There are too many different types of plots in ggplot to review everything in this tutorial. Once you are used to the format of arguments of ggplot, you can explore the many other types of geometries and features.

A final note about ggplot is that there are philosophies about data visualization and data organization that impact your plotting capabilities. ggplot does not allow for multiple y axes and data is best formatted in long form where all x and y observations in one column and a third column that gives a label for different groups if additional encoding is to be used.

4.7 Conclusions

You can see from the tutorial that visualization can be a key part of communicating climate change. The visualizations in the tutorial highlight the non-linear increase in CO2 emissions since the mid 20th century. Emissions have started to decline in recent years in some countries, but overall emission levels remain high and vary by country. You can see how your visualizations present different stories about emissions data. Ribbon and line plots show trends of increasing and decreasing emissions over time for different countries. An area plot shows cumulative emissions with countries contributing different proportions over time. A violin plot helps compare the spread of emission levels between different countries.
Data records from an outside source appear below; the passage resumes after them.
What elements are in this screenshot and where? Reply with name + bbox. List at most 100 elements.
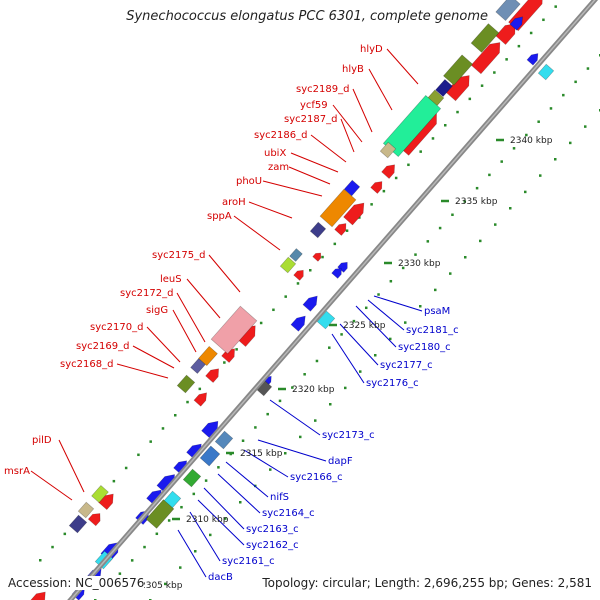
- guide-dot-outer: [39, 559, 42, 562]
- reverse-gene-label: syc2162_c: [246, 540, 299, 551]
- guide-dot-inner: [241, 439, 245, 442]
- forward-gene-label: sigG: [146, 305, 168, 316]
- forward-gene-label: syc2170_d: [90, 322, 143, 333]
- forward-gene-block: [319, 188, 357, 228]
- guide-dot-outer: [259, 321, 263, 325]
- guide-dot-inner: [167, 519, 171, 522]
- guide-dot-ticks: [494, 223, 497, 226]
- guide-dot-ticks: [329, 403, 332, 406]
- guide-dot-outer: [505, 58, 508, 61]
- guide-dot-outer: [137, 453, 140, 457]
- guide-dot-ticks: [164, 582, 167, 586]
- guide-dot-inner: [130, 559, 134, 562]
- forward-gene-label: msrA: [4, 466, 30, 477]
- forward-gene-block: [343, 179, 361, 197]
- reverse-gene-label: dapF: [328, 456, 353, 467]
- guide-dot-inner: [143, 545, 146, 549]
- guide-dot-outer: [124, 466, 128, 470]
- guide-dot-outer: [419, 150, 422, 153]
- tick-label: 2330 kbp: [398, 259, 441, 269]
- forward-leader-line: [248, 201, 293, 219]
- reverse-leader-line: [355, 305, 397, 348]
- guide-dot-ticks: [569, 141, 572, 145]
- guide-dot-inner: [377, 293, 380, 296]
- forward-leader-line: [132, 345, 175, 369]
- guide-dot-inner: [328, 346, 331, 349]
- forward-gene-arrow: [343, 202, 365, 226]
- guide-dot-outer: [407, 163, 410, 167]
- reverse-gene-block: [199, 445, 221, 467]
- guide-dot-ticks: [509, 207, 512, 210]
- tick-label: 2310 kbp: [186, 515, 229, 525]
- guide-dot-inner: [192, 492, 196, 496]
- forward-leader-line: [310, 134, 347, 163]
- guide-dot-outer: [394, 176, 398, 180]
- tick-label: 2315 kbp: [240, 449, 283, 459]
- forward-gene-label: syc2169_d: [76, 341, 129, 352]
- forward-gene-label: leuS: [160, 274, 182, 285]
- reverse-gene-label: syc2177_c: [380, 360, 433, 371]
- forward-gene-label: syc2187_d: [284, 114, 337, 125]
- forward-gene-label: syc2175_d: [152, 250, 205, 261]
- reverse-gene-arrow: [290, 315, 306, 332]
- forward-gene-label: syc2168_d: [60, 359, 113, 370]
- guide-dot-outer: [63, 532, 67, 536]
- accession-text: Accession: NC_006576: [8, 576, 145, 590]
- guide-dot-inner: [204, 479, 208, 482]
- reverse-gene-arrow: [302, 295, 318, 312]
- tick-label: 2305 kbp: [140, 581, 183, 591]
- reverse-leader-line: [197, 499, 245, 546]
- guide-dot-inner: [340, 333, 343, 336]
- guide-dot-outer: [235, 348, 238, 351]
- guide-dot-ticks: [194, 550, 197, 553]
- guide-dot-ticks: [284, 452, 287, 455]
- guide-dot-ticks: [524, 190, 527, 194]
- guide-dot-inner: [438, 226, 442, 230]
- guide-dot-inner: [586, 67, 590, 70]
- forward-gene-arrow: [293, 269, 304, 281]
- reverse-gene-label: syc2161_c: [222, 556, 275, 567]
- forward-gene-block: [443, 54, 473, 86]
- reverse-gene-label: syc2166_c: [290, 472, 343, 483]
- reverse-gene-arrow: [509, 16, 523, 31]
- guide-dot-outer: [284, 295, 287, 298]
- guide-dot-inner: [303, 373, 306, 376]
- reverse-leader-line: [339, 323, 379, 366]
- reverse-leader-line: [331, 333, 365, 384]
- forward-gene-block: [77, 501, 95, 519]
- guide-dot-ticks: [269, 468, 272, 471]
- guide-dot-inner: [512, 147, 516, 150]
- guide-dot-outer: [333, 242, 337, 246]
- reverse-gene-label: dacB: [208, 572, 233, 583]
- reverse-leader-line: [257, 439, 327, 462]
- genome-title: Synechococcus elongatus PCC 6301, comple…: [126, 9, 488, 24]
- forward-gene-label: ycf59: [300, 100, 328, 111]
- forward-leader-line: [288, 166, 331, 185]
- guide-dot-ticks: [299, 435, 302, 439]
- forward-leader-line: [30, 470, 73, 501]
- reverse-leader-line: [217, 473, 261, 514]
- guide-dot-outer: [174, 414, 177, 417]
- guide-dot-inner: [574, 80, 577, 84]
- reverse-gene-label: psaM: [424, 306, 450, 317]
- guide-dot-inner: [315, 359, 319, 363]
- guide-dot-outer: [223, 361, 226, 364]
- forward-leader-line: [352, 88, 373, 133]
- forward-gene-arrow: [381, 164, 395, 179]
- reverse-leader-line: [189, 511, 221, 562]
- guide-dot-ticks: [554, 158, 557, 161]
- guide-dot-inner: [562, 93, 565, 97]
- guide-dot-outer: [444, 124, 447, 127]
- forward-gene-arrow: [495, 23, 516, 45]
- guide-dot-inner: [463, 200, 467, 203]
- guide-dot-outer: [529, 31, 533, 35]
- guide-dot-outer: [554, 5, 557, 8]
- guide-dot-outer: [345, 229, 349, 232]
- guide-dot-inner: [488, 173, 491, 177]
- guide-dot-inner: [549, 107, 553, 110]
- guide-dot-inner: [475, 186, 479, 190]
- reverse-leader-line: [367, 299, 405, 331]
- guide-dot-ticks: [419, 305, 422, 308]
- guide-dot-outer: [296, 282, 300, 285]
The reduction in emissions is the main focus of international policy and global reductions in emissions is the goal of many agreements. Visualizations of emissions over time help chart out the magnitude and trends of continued contributions to anthropogenic climate change that will be seen in future global temperatures.

4.8 Citations

Mann, Michael E., Raymond S. Bradley, and Malcolm K. Hughes. “Northern hemisphere temperatures during the past millennium: Inferences, uncertainties, and limitations.” Geophysical research letters 26.6 (1999): 759-762.

Data from Global Carbon Budget - Global Carbon Project (2021) Via Our World in Data. Novemeber 2021.